In recent years, forest rehabilitation and restoration has drawn attention for its potential in mitigating greenhouse gas emissions and enhancing carbon sinks, while protecting the environment and supporting development outcomes. Indonesia is the third-largest tropical forest country in the world and has undergone immense deforestation over distinct phases in the past 70 years. Indonesia must substantially decrease land use and forestry emissions to meet its climate targets, which are enshrined in its Nationally Determined Contribution (NDC) under the Paris Agreement. Forest rehabilitation and restoration is central to the government’s climate policy and drives Indonesia’s plan for the forest and land-use sector to become a net carbon sink by 2030.
Sebijak Institute (Research Centre for Forest Policy and History Studies) Faculty of Forestry, Universitas Gadjah Mada, and the European Forest Institute (EFI) are organising a virtual event to disseminate the findings of a study on forest restoration and rehabilitation.

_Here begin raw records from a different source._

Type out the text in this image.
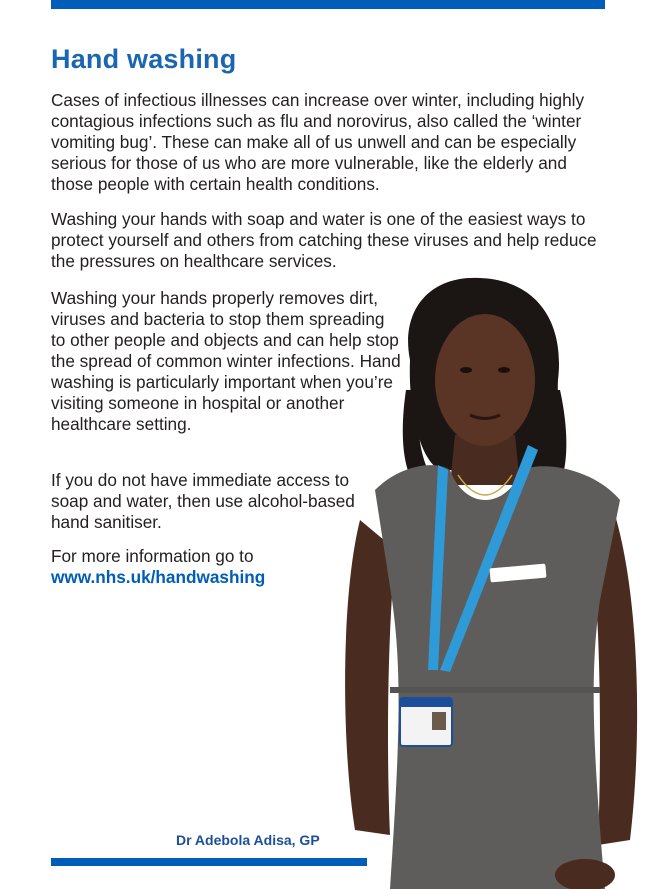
Hand washing

Cases of infectious illnesses can increase over winter, including highly contagious infections such as flu and norovirus, also called the ‘winter vomiting bug’. These can make all of us unwell and can be especially serious for those of us who are more vulnerable, like the elderly and those people with certain health conditions.

Washing your hands with soap and water is one of the easiest ways to protect yourself and others from catching these viruses and help reduce the pressures on healthcare services.

Washing your hands properly removes dirt, viruses and bacteria to stop them spreading to other people and objects and can help stop the spread of common winter infections. Hand washing is particularly important when you’re visiting someone in hospital or another healthcare setting.

If you do not have immediate access to soap and water, then use alcohol-based hand sanitiser.

For more information go to
www.nhs.uk/handwashing
Dr Adebola Adisa, GP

The study resulted in a working paper and policy brief that describe the historical developments of forest rehabilitation and restoration in Indonesia and analyse contemporary legal and policy issues. They also identify barriers to achieving Indonesia’s ambitious forest rehabilitation and restoration targets and formulate strategic recommendations for government agencies, NGOs and the private sector. In doing so, the study aims to support efforts to achieve Indonesia’s NDC.
The event, titled ‘The dynamics of forest restoration and rehabilitation in Indonesia,’ will be held in Bahasa with simultaneous English translation.